Reusable prompt
Interpret experiment evidence and recommend a decision.
Task type: Experiment Analysis
Objective: Interpret experiment evidence and recommend a decision.
Context:
- [Project, product, or topic]: [Project, product, or topic]
- [Audience and situation]: [Audience and situation]
- [Constraints, must-haves, and things to avoid]: [Constraints, must-haves, and things to avoid]
Inputs to provide:
[Paste source material here]
Expected output:
1. Hypothesis
2. Result readout
3. Confidence and caveats
4. Decision
5. Next experiment
Quality bar:
- Be specific and avoid generic advice.
- State assumptions explicitly.
- Prefer actionable next steps over broad theory.
- If important information is missing, ask up to 3 clarifying questions before answering.
- For time-sensitive or factual claims, label what is known, inferred, and needs verification.
Worked example
The example below fills the same prompt for a realistic Data & BI scenario. It is intentionally modest: the goal is to show how the prompt behaves, not to pretend one template solves every Data & BI problem.
Task type: Experiment Analysis
Objective: Interpret experiment evidence and recommend a decision.
Context:
- [Project, product, or topic]: A real Data & BI task using the Experiment Analysis prompt
- [Audience and situation]: A teammate who needs a useful answer and clear next steps
- [Constraints, must-haves, and things to avoid]: Be specific, state assumptions, avoid unsupported claims, and keep the output easy to act on.
Inputs to provide:
Sample material: The team needs help with Experiment Analysis. The current situation is messy, the goal is clear enough to start, and the answer should separate facts, assumptions, risks, and next actions.
Expected output:
1. Hypothesis
2. Result readout
3. Confidence and caveats
4. Decision
5. Next experiment
Quality bar:
- Be specific and avoid generic advice.
- State assumptions explicitly.
- Prefer actionable next steps over broad theory.

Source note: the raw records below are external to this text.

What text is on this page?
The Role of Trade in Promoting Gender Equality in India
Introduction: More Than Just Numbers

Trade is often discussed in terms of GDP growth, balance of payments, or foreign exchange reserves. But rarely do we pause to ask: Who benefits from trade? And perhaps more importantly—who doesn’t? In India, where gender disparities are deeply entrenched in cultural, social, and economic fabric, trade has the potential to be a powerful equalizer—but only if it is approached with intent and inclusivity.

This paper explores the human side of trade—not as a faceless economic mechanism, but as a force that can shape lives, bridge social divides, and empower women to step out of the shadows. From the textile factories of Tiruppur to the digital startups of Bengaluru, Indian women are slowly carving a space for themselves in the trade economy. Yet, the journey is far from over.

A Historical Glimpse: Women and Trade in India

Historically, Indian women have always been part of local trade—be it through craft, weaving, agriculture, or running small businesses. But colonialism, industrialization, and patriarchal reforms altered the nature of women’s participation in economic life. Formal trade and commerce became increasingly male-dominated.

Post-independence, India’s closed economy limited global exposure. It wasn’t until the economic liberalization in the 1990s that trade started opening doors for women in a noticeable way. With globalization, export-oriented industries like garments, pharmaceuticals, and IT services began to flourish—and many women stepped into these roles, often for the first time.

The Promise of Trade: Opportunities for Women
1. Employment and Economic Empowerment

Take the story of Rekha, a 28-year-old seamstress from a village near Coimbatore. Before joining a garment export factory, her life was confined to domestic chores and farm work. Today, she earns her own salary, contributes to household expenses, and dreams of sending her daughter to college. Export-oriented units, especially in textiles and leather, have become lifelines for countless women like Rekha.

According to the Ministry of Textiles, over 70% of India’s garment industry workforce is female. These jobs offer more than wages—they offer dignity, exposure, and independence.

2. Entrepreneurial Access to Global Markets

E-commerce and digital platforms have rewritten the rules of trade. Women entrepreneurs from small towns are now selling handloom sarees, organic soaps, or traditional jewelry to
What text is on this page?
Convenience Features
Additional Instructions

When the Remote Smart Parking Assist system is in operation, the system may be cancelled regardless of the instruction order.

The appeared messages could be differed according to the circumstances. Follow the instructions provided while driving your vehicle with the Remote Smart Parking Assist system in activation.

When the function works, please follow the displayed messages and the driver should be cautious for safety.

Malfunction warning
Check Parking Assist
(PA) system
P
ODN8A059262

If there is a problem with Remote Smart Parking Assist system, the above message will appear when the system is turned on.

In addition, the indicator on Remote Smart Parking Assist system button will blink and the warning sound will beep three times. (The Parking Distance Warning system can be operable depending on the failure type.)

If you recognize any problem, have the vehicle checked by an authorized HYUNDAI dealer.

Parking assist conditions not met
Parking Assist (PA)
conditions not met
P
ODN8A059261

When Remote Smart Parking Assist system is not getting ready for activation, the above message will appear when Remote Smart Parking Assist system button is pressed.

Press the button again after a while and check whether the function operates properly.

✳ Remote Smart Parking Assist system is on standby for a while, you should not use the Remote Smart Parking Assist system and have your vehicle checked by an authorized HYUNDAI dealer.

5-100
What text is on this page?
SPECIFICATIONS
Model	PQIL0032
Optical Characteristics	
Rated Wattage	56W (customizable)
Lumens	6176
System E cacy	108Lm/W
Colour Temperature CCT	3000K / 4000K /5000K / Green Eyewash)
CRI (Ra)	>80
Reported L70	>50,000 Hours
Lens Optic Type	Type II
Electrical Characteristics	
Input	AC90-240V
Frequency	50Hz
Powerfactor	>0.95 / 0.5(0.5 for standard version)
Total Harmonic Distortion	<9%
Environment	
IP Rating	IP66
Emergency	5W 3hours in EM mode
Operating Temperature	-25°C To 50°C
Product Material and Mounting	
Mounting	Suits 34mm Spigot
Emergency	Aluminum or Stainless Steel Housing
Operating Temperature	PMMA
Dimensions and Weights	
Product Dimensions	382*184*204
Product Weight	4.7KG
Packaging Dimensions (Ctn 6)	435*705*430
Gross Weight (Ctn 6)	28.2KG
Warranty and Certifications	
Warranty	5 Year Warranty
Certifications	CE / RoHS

- If important information is missing, ask up to 3 clarifying questions before answering.
- For time-sensitive or factual claims, label what is known, inferred, and needs verification.
How to use this prompt
- Replace the placeholders with the actual Experiment Analysis task, audience, source material, and constraints.
- Keep the requested output sections unless you have a strong reason to remove one; they are there to make the AI answer easier to evaluate.
- Paste the finished prompt into your AI assistant, then ask one follow-up question that tests assumptions or missing evidence.
What a good answer should contain
- 1. HypothesisUse this section to make the answer concrete: Hypothesis.
- 2. Result readoutUse this section to make the answer concrete: Result readout.
- 3. Confidence and caveatsUse this section to make the answer concrete: Confidence and caveats.
- 4. DecisionUse this section to make the answer concrete: Decision.
- 5. Next experimentUse this section to make the answer concrete: Next experiment.
Why this prompt works
- Experiment Analysis starts with an explicit task type and objective, which reduces vague answers.
- It asks for context, source material, and constraints before the model writes the final response.
- The 5 output sections make the answer scannable and easier to compare across attempts.
- The quality bar tells the assistant to ask clarifying questions and mark claims that need verification.
Common mistakes to avoid
- Leaving placeholders untouched and expecting the model to infer the missing context.
- Removing the output structure, then asking for a final answer that is hard to review.
- Using the prompt for time-sensitive facts without checking sources or dates.